City Workers Pay The Cost Of Concession Bargaining With Billionaires

IT WAS WITH great fanfare and enthusiasm at the May 24th press conference where San Francisco Mayor Ed Lee presented his proposed grand design to cut the benefits of the City and County of San Francisco's workforce, or, the 200 page-plus ballot initiative under the guise of pension reform. The Mayor was hoping for smiles all around – after all, he was now presenting a ballot measure that he hoped would outshine the proposed ballot legislation to “rein in public employee pensions” from his political rival, San Francisco's Public Defender, Jeff Adachi. And, the Mayor's proposed legislation was the product of a blessed triumvirate of the City's top managers, their counterparts in the San Francisco labor Council's Public Employees committee (the band of the public employee unions in San Francisco)and, to give the famed San Francisco millionaire Warren Hellman the opportunity to help the City of San Francisco, Hellman would be the aegis behind the actuarial study that would become the economic foundation of the ballot legislation.

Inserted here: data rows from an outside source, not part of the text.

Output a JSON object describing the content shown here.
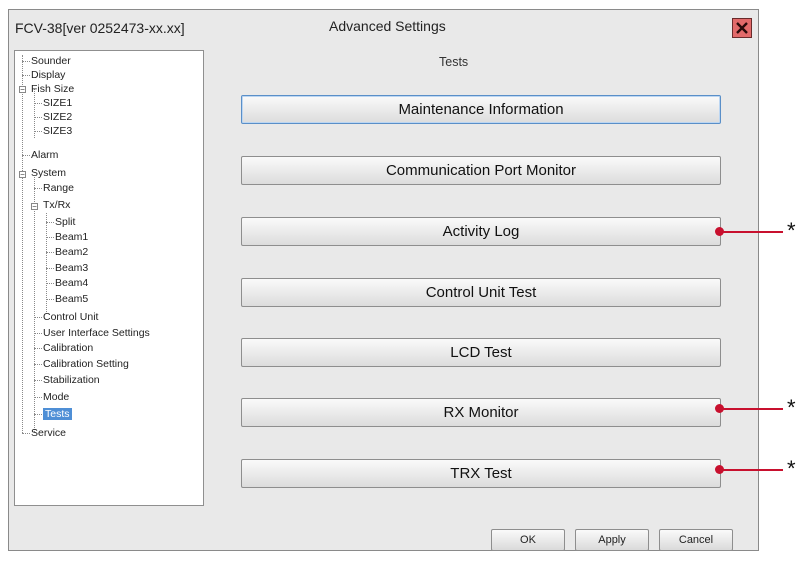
{
  "window": {
    "app_title": "FCV-38[ver 0252473-xx.xx]",
    "dialog_title": "Advanced Settings",
    "close_icon": "close-icon"
  },
  "tree": {
    "items": [
      {
        "label": "Sounder"
      },
      {
        "label": "Display"
      },
      {
        "label": "Fish Size"
      },
      {
        "label": "SIZE1"
      },
      {
        "label": "SIZE2"
      },
      {
        "label": "SIZE3"
      },
      {
        "label": "Alarm"
      },
      {
        "label": "System"
      },
      {
        "label": "Range"
      },
      {
        "label": "Tx/Rx"
      },
      {
        "label": "Split"
      },
      {
        "label": "Beam1"
      },
      {
        "label": "Beam2"
      },
      {
        "label": "Beam3"
      },
      {
        "label": "Beam4"
      },
      {
        "label": "Beam5"
      },
      {
        "label": "Control Unit"
      },
      {
        "label": "User Interface Settings"
      },
      {
        "label": "Calibration"
      },
      {
        "label": "Calibration Setting"
      },
      {
        "label": "Stabilization"
      },
      {
        "label": "Mode"
      },
      {
        "label": "Tests",
        "selected": true
      },
      {
        "label": "Service"
      }
    ]
  },
  "panel": {
    "title": "Tests",
    "buttons": [
      {
        "label": "Maintenance Information"
      },
      {
        "label": "Communication Port Monitor"
      },
      {
        "label": "Activity Log"
      },
      {
        "label": "Control Unit Test"
      },
      {
        "label": "LCD Test"
      },
      {
        "label": "RX Monitor"
      },
      {
        "label": "TRX Test"
      }
    ]
  },
  "footer": {
    "ok_label": "OK",
    "apply_label": "Apply",
    "cancel_label": "Cancel"
  },
  "annotations": {
    "marker": "*",
    "color": "#c8102e"
  }
}
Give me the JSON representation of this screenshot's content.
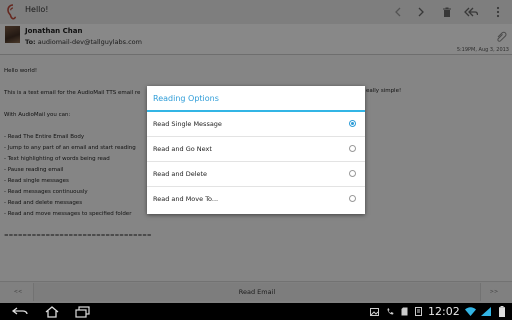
{
  "actionbar": {
    "subject": "Hello!",
    "icons": [
      "app-icon",
      "prev-arrow-icon",
      "next-arrow-icon",
      "delete-icon",
      "reply-all-icon",
      "overflow-menu-icon"
    ]
  },
  "message": {
    "sender": "Jonathan Chan",
    "to_label": "To:",
    "to_value": "audiomail-dev@tallguylabs.com",
    "date": "5:19PM, Aug 3, 2013"
  },
  "body_lines": [
    "Hello world!",
    "",
    "This is a test email for the AudioMail TTS email re",
    "",
    "With AudioMail you can:",
    "",
    "- Read The Entire Email Body",
    "- Jump to any part of an email and start reading",
    "- Text highlighting of words being read",
    "- Pause reading email",
    "- Read single messages",
    "- Read messages continuously",
    "- Read and delete messages",
    "- Read and move messages to specified folder",
    "",
    "================================"
  ],
  "body_tail": "eally simple!",
  "bottom": {
    "read_label": "Read Email",
    "left_btn": "<<",
    "right_btn": ">>"
  },
  "dialog": {
    "title": "Reading Options",
    "options": [
      {
        "label": "Read Single Message",
        "selected": true
      },
      {
        "label": "Read and Go Next",
        "selected": false
      },
      {
        "label": "Read and Delete",
        "selected": false
      },
      {
        "label": "Read and Move To...",
        "selected": false
      }
    ]
  },
  "system": {
    "time": "12:02",
    "icons": [
      "back-icon",
      "home-icon",
      "recent-apps-icon",
      "screenshot-icon",
      "phone-icon",
      "sd-card-icon",
      "file-icon",
      "wifi-icon",
      "battery-icon"
    ]
  },
  "colors": {
    "accent": "#33b5e5"
  }
}
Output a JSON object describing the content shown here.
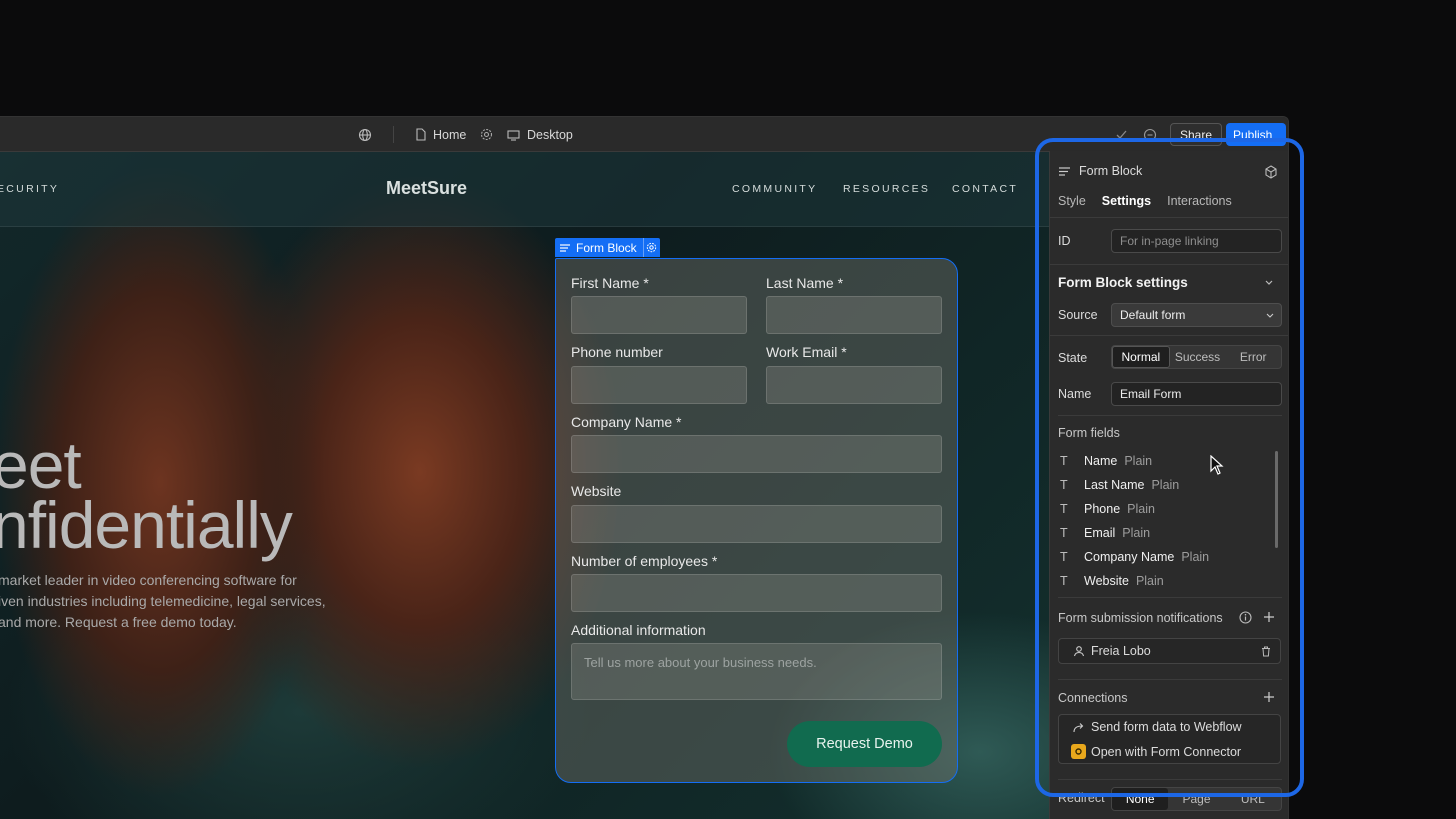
{
  "topbar": {
    "page_label": "Home",
    "breakpoint_label": "Desktop",
    "share_label": "Share",
    "publish_label": "Publish"
  },
  "site": {
    "nav_left": "ECURITY",
    "brand": "MeetSure",
    "nav_links": [
      "COMMUNITY",
      "RESOURCES",
      "CONTACT"
    ],
    "hero_line1": "eet",
    "hero_line2": "nfidentially",
    "hero_text_1": "market leader in video conferencing software for",
    "hero_text_2": "iven industries including telemedicine, legal services,",
    "hero_text_3": "and more. Request a free demo today."
  },
  "form": {
    "tag_label": "Form Block",
    "fields": {
      "first_name": "First Name *",
      "last_name": "Last Name  *",
      "phone": "Phone number",
      "work_email": "Work Email *",
      "company": "Company Name *",
      "website": "Website",
      "employees": "Number of employees *",
      "additional": "Additional information"
    },
    "textarea_placeholder": "Tell us more about your business needs.",
    "submit_label": "Request Demo"
  },
  "panel": {
    "title": "Form Block",
    "tabs": [
      "Style",
      "Settings",
      "Interactions"
    ],
    "active_tab": "Settings",
    "id_label": "ID",
    "id_placeholder": "For in-page linking",
    "settings_title": "Form Block settings",
    "source_label": "Source",
    "source_value": "Default form",
    "state_label": "State",
    "states": [
      "Normal",
      "Success",
      "Error"
    ],
    "name_label": "Name",
    "name_value": "Email Form",
    "form_fields_label": "Form fields",
    "form_fields": [
      {
        "name": "Name",
        "kind": "Plain"
      },
      {
        "name": "Last Name",
        "kind": "Plain"
      },
      {
        "name": "Phone",
        "kind": "Plain"
      },
      {
        "name": "Email",
        "kind": "Plain"
      },
      {
        "name": "Company Name",
        "kind": "Plain"
      },
      {
        "name": "Website",
        "kind": "Plain"
      }
    ],
    "notifications_label": "Form submission notifications",
    "notify_user": "Freia Lobo",
    "connections_label": "Connections",
    "connection_1": "Send form data to Webflow",
    "connection_2": "Open with Form Connector",
    "redirect_label": "Redirect",
    "redirect_options": [
      "None",
      "Page",
      "URL"
    ]
  },
  "colors": {
    "accent": "#146ef5",
    "highlight": "#1d67e6",
    "submit": "#116b4f"
  }
}
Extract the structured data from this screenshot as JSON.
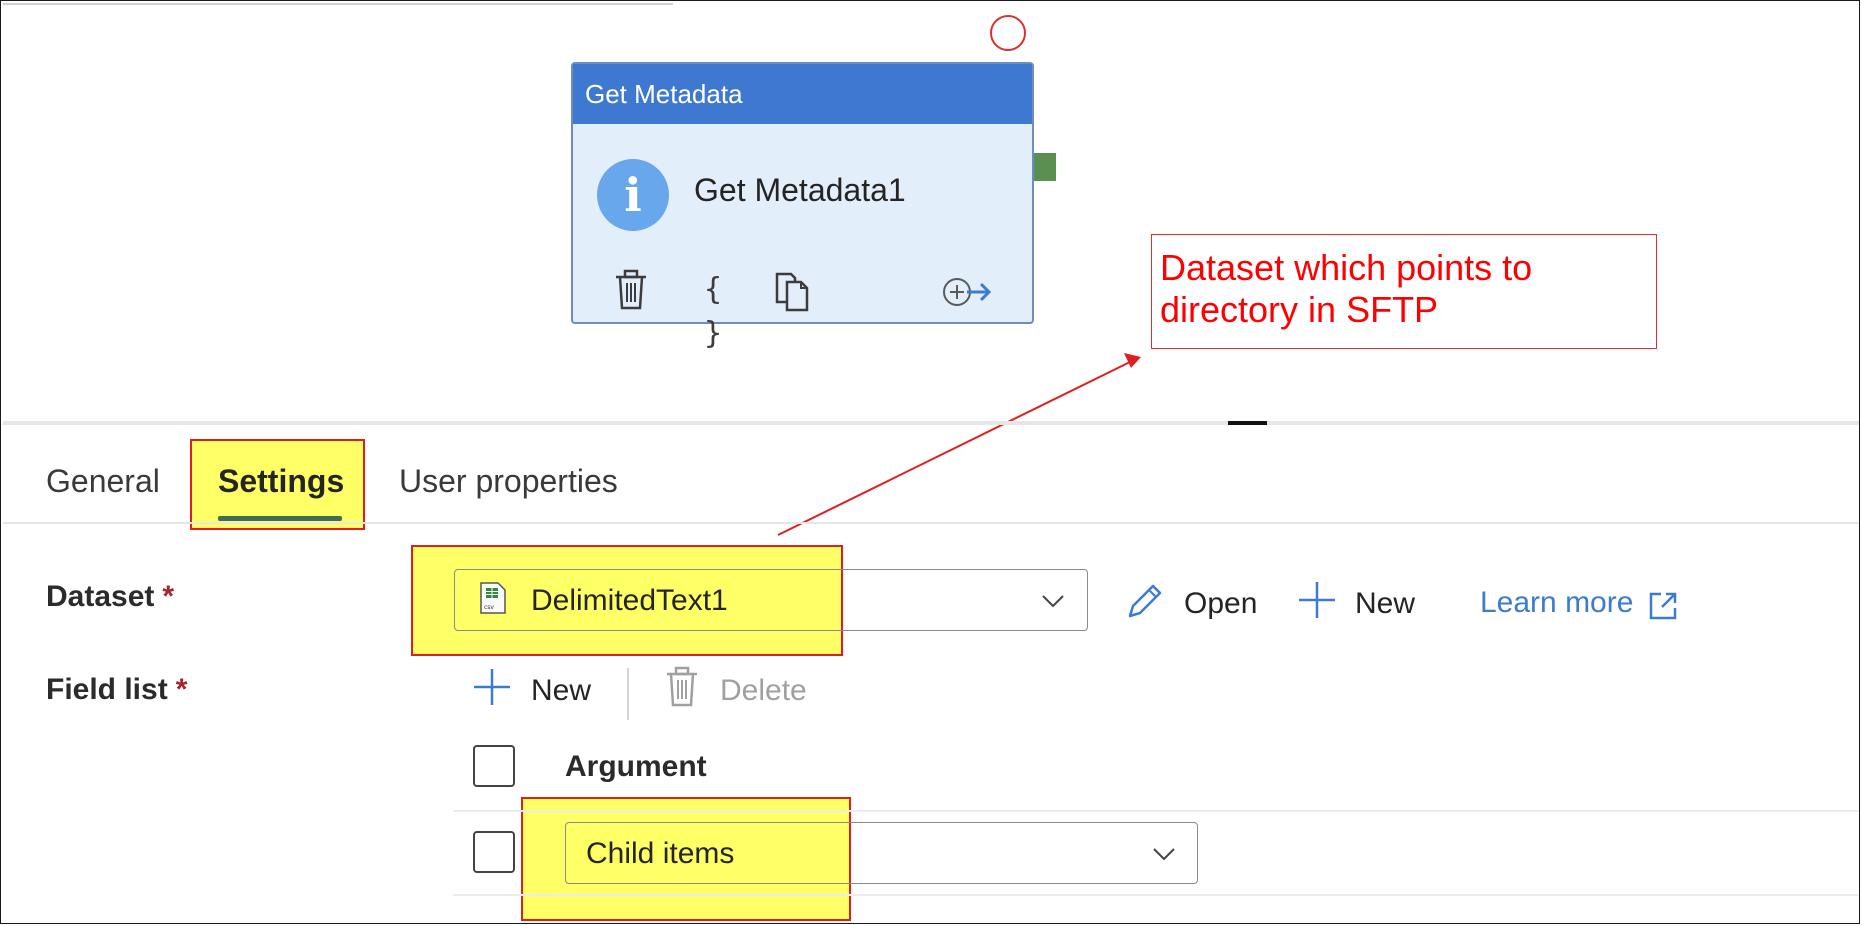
{
  "activity": {
    "type_label": "Get Metadata",
    "name": "Get Metadata1",
    "info_glyph": "i",
    "actions": [
      "delete-icon",
      "code-braces-icon",
      "copy-icon",
      "add-output-icon"
    ],
    "braces_glyph": "{ }"
  },
  "callout": {
    "text_line1": "Dataset which points to",
    "text_line2": "directory in SFTP",
    "color": "#ff0000"
  },
  "tabs": [
    {
      "label": "General",
      "active": false
    },
    {
      "label": "Settings",
      "active": true
    },
    {
      "label": "User properties",
      "active": false
    }
  ],
  "settings": {
    "dataset": {
      "label": "Dataset",
      "required_mark": "*",
      "value": "DelimitedText1",
      "open_label": "Open",
      "new_label": "New",
      "learn_more_label": "Learn more"
    },
    "field_list": {
      "label": "Field list",
      "required_mark": "*",
      "new_label": "New",
      "delete_label": "Delete",
      "column_header": "Argument",
      "rows": [
        {
          "argument": "Child items"
        }
      ]
    }
  },
  "colors": {
    "header_blue": "#3f78d1",
    "node_background": "#e3eefb",
    "highlight_yellow": "#ffff66",
    "annotation_red": "#e01e1e",
    "link_blue": "#3b7bd0",
    "tab_underline": "#3f6b57"
  }
}
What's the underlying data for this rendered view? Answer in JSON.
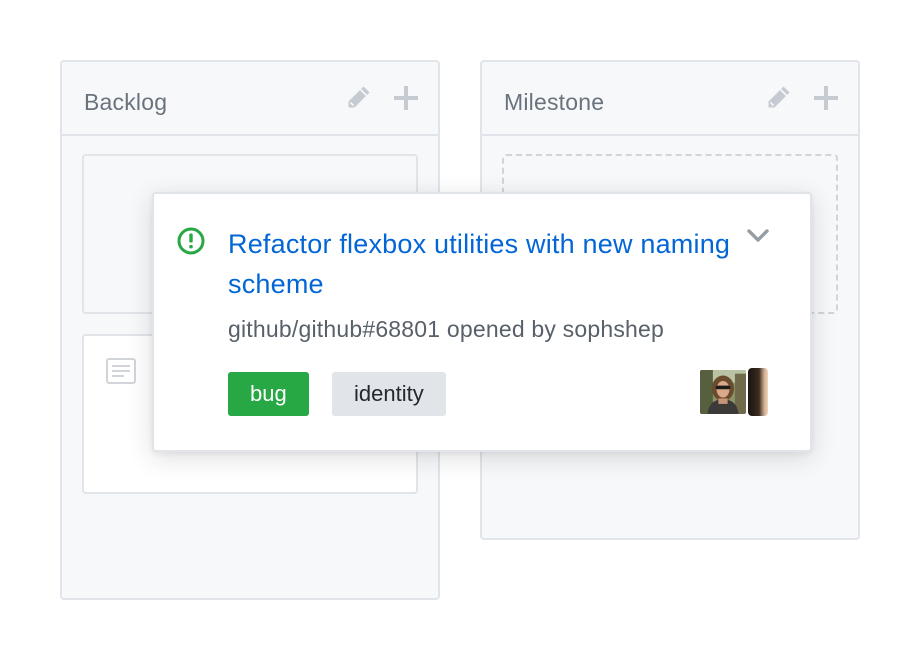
{
  "columns": [
    {
      "title": "Backlog"
    },
    {
      "title": "Milestone"
    }
  ],
  "issue_card": {
    "title": "Refactor flexbox utilities with new naming scheme",
    "meta": "github/github#68801 opened by sophshep",
    "labels": [
      {
        "name": "bug",
        "color": "#28a745"
      },
      {
        "name": "identity",
        "color": "#e1e4e8"
      }
    ],
    "status_icon": "issue-opened-icon",
    "status_color": "#28a745",
    "title_color": "#0366d6"
  },
  "icons": {
    "edit": "pencil-icon",
    "add": "plus-icon",
    "expand": "chevron-down-icon",
    "note": "note-icon"
  }
}
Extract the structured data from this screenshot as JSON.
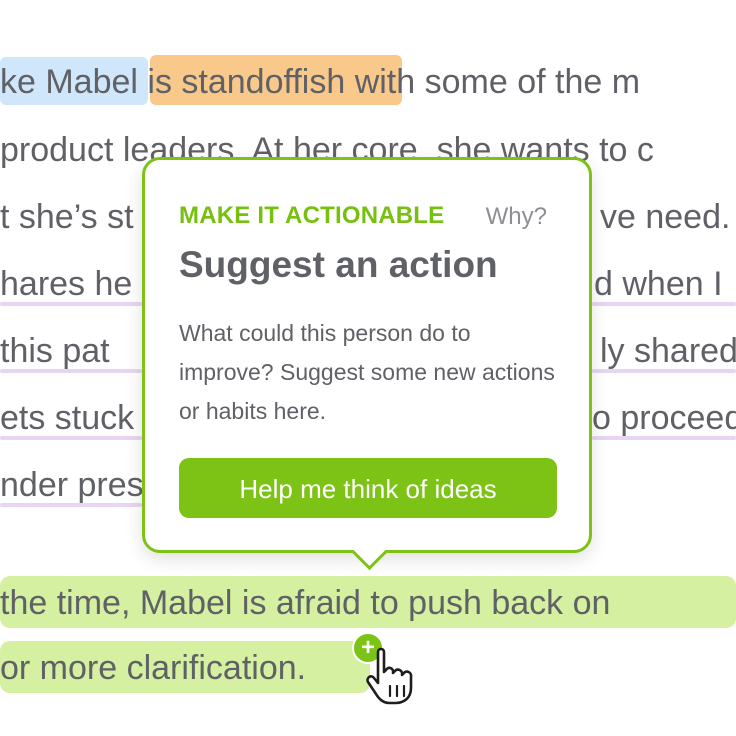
{
  "document": {
    "lines": [
      {
        "segments": [
          {
            "text": "ke Mabel",
            "style": "blue"
          },
          {
            "text": " ",
            "style": "none"
          },
          {
            "text": "is standoffish",
            "style": "orange"
          },
          {
            "text": " with some of the m",
            "style": "none"
          }
        ]
      },
      {
        "text": "product leaders. At her core, she wants to c"
      },
      {
        "text": "t she’s st",
        "right": "ve need."
      },
      {
        "text": "hares he",
        "right": "d when I"
      },
      {
        "text": " this pat",
        "right": "ly shared"
      },
      {
        "text": "ets stuck",
        "right": "o proceed"
      },
      {
        "text": "nder pres"
      },
      {
        "text": " the time, Mabel is afraid to push back on"
      },
      {
        "text": "or more clarification."
      }
    ]
  },
  "popover": {
    "kicker": "MAKE IT ACTIONABLE",
    "why_link": "Why?",
    "title": "Suggest an action",
    "body": "What could this person do to improve? Suggest some new actions or habits here.",
    "cta_label": "Help me think of ideas"
  },
  "icons": {
    "add": "plus-circle-icon",
    "cursor": "hand-pointer-icon"
  },
  "colors": {
    "accent": "#7cc316",
    "highlight_blue": "#cfe6fb",
    "highlight_orange": "#f8c98b",
    "highlight_green": "#d5f0a0",
    "underline_purple": "#e7d5f4"
  }
}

This would be the third year of substantial wage and benefit cuts to the City's workforce; this time, the cuts would not be through each union's local through contract negotiations but this product would be a ballot measure that would radically change the economic retirement package of the City's workforce. For San Francisco City workers earning less than $50,000, the ballot measure proposed by Mayor Lee is a very real economic hardship:the Mayor is also proposing more cuts during the coming 2011-2012 fiscal year to help close this year's budget gap which would mean a wage cut of at least 10% for active employees given that if the ballot measure passes, active employees would be contributing at least 8% more to their pension costs.

Mayor Lee's proposed measure has the rare infamous distinction of being the first contract/legislation that the San Francisco Unions have willingly acquiesced to that perceives the San Francisco retirees to be a source of revenue for the City. Given that the average San Francisco retiree has a pension of barely $20,000.00 – this perception of forthcoming revenue from the City's retirees leaves most unionists gasping at the audacity of this perception. When asked why the City and the Union's team decided to hit the retirees, the curt and succinct reply was, “the team thought the retirees should pay their fair share.”